The student also challenged two decisions to temporarily suspend her from school.
But the school insisted its stance on prayer was justified and “proportionate” as it has faced death and bomb threats linked to religious observance on site.
During the High Court hearings earlier this year, Ms Birbalsingh took to social media to insist the school is defending its "culture and ethos", and the decision to ban what she referred to as “prayer rituals” contributed to "maintain a successful and stable learning environment where children of all races and religions can thrive".
"Ours is a happy and respectful secular school where every race, faith and group understands self-sacrifice for the betterment of the whole", she said.
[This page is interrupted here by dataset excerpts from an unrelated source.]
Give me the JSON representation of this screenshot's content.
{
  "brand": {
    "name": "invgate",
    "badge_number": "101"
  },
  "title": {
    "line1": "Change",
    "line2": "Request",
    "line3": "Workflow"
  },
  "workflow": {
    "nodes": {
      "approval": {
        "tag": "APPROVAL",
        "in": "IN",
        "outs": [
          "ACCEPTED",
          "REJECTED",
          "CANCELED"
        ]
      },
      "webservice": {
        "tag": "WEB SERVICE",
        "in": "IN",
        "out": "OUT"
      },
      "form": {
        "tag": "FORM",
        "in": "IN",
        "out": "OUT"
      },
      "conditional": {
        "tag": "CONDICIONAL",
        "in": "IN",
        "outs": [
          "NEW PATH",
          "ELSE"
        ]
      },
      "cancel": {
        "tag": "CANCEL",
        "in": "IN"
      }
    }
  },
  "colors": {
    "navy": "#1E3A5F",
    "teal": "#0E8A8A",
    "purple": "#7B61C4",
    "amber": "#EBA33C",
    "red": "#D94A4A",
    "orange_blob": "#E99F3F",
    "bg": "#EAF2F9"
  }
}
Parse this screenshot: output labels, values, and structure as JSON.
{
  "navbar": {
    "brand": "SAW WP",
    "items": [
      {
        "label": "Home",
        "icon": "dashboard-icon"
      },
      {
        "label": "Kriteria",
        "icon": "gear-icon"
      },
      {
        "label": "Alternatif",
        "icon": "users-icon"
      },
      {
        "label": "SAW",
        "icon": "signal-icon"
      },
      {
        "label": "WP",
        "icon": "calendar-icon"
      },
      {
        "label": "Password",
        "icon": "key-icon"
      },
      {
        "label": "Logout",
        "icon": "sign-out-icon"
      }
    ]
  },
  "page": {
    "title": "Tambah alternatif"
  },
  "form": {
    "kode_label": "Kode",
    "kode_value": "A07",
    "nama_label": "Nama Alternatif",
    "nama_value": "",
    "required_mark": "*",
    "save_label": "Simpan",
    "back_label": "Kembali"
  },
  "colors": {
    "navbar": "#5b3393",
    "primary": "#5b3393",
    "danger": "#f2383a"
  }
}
"Multiculturalism can only succeed when we understand that every group must make sacrifices for the sake of the whole. We allow our children freedoms of all sorts, as long as those freedoms do not threaten the happiness and success of the whole school community.”
The school, where around half of the 700 pupils are Muslim, claims some of the students have faced peer pressure over religious adherence.
In March 2023, up to 30 students began praying in the school's yard, using blazers to kneel on.
Lawyers for the school said students seen praying outside contributed to a "concerted campaign" on social media over the school's approach to religion.
The school also say it has been targeted with death threats, abuse, "false" allegations of Islamophobia, and a "bomb hoax".
After the court hearing concluded, Ms Birbalsingh told The Sunday Times she believes the school should "be allowed to be secular".
Imam Ajmal Masroor said the High Court ruling showed a “fundamental misunderstanding” of what it means to be a Muslim.
The London-based faith leader told the PA news agency he would urge the student’s family to appeal against the judgment “so that we can get a more nuanced ruling on this”.
He rejected comments by the judge who said the pupil could perform “Qada” prayers – permitted by Islam to “make up” for missing prayers earlier in the day – “to mitigate the failure to pray within the allotted window”.
Imam Masroor said: “If a child is in secondary school and misses their mid-afternoon prayer for five years, that’s not an exception. That’s been imposed as a rule.”
Her added: “As a Muslim I have to pray my five daily prayers, there is no compromise. It is my identity.”
Dr Abdul-Azim Ahmed, who is secretary general of the Muslim Council of Wales, told PA he was “really disappointed that the court hasn’t defended a very well-established British principle of freedom of religion”.
He added: “It’s not looking for preferential treatment, it’s looking for fairness in schools. It’s looking for the basic religious freedoms which have long been a part of the British public sphere.”